PractRand scores its various tests across several textual results (seen in the summary table below). If a tests passes as expected it will show as “normal” or “normalish”. If a tests fails it will show “Fail” or “Fail !” and so on depending on the severity of the failure. While PractRand does have p-values and R values, each test has different criteria for pass/fail and so the textual results are used for clarity across tests.
Additional notes: Normal++ is the most relevant value for scoring. PractRand is designed for testing random number generators and small percentages of oddities and failures are expected when testing encryption outputs. The counts seen in the suspicious and failure columns are artifacts of the encryption and no exploitable patterns were found in the data. Most of the suspicious and failure counts occurred in the max segment sizes (256 and 512 megabyte) and are not correlated across the other tests.
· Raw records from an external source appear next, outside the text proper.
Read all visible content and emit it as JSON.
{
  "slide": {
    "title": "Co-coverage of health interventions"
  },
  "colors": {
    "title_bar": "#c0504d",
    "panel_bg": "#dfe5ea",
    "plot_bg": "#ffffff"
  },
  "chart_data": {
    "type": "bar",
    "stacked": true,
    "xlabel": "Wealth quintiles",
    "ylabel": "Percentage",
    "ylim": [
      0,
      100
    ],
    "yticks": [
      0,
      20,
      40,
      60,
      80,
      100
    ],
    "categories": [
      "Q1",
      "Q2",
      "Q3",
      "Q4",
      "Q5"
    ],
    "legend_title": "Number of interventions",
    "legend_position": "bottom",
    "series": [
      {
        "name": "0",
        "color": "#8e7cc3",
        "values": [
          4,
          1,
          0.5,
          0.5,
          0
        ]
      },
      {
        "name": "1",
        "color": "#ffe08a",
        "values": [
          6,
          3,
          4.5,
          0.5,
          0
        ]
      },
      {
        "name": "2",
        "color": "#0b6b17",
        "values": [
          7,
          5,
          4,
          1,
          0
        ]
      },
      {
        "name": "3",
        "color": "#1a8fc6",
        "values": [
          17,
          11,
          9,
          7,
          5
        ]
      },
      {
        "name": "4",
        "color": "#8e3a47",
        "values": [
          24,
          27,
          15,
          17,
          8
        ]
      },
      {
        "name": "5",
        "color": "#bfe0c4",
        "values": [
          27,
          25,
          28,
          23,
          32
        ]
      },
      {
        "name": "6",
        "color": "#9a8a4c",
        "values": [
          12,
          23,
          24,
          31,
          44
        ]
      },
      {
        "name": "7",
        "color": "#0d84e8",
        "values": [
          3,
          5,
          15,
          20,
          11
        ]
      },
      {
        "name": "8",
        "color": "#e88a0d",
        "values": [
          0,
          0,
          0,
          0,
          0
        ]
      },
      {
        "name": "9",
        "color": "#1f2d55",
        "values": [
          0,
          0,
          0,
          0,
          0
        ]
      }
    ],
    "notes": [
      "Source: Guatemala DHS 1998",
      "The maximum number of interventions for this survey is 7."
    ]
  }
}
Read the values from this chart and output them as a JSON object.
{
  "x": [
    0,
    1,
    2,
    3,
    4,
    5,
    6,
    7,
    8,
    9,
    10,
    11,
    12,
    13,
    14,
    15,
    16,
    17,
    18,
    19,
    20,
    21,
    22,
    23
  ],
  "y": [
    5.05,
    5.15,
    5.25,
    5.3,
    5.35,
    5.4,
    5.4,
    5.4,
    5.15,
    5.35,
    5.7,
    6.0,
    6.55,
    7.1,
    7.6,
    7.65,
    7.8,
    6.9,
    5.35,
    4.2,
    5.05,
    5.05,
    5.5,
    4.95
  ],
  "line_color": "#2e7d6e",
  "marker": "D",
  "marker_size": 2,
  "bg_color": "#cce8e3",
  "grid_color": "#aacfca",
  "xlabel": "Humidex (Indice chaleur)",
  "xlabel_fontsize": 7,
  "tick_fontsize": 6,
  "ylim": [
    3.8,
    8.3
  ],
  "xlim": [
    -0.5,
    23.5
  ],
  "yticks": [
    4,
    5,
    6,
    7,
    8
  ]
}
The entirety of the PractRand results are available upon request. Use the contact form to make such a request: Contact. Note that the full results are very large – 31+ million rows.
Purpose: to check for any chances of an encryption causing a duplicated output. This encryption algorithm is designed to create wildly unique outputs every time, even for the same cleartext and same key.
During the STS executions, each encrypted output was hashed using 4 different hashing algorithms: SHA2-256, SHA2-512, BLAKE2-256, and BLAKE2-512. Each hash value was then checked for prior existence before being added to a database table. If a collision were to occur, the count for that hash would be incremented.
Across the 18+ million encrypts that occurred during STS testing, there were zero collisions – as expected. This provides a level of empirical testing for the requirement and expectation of the algorithm.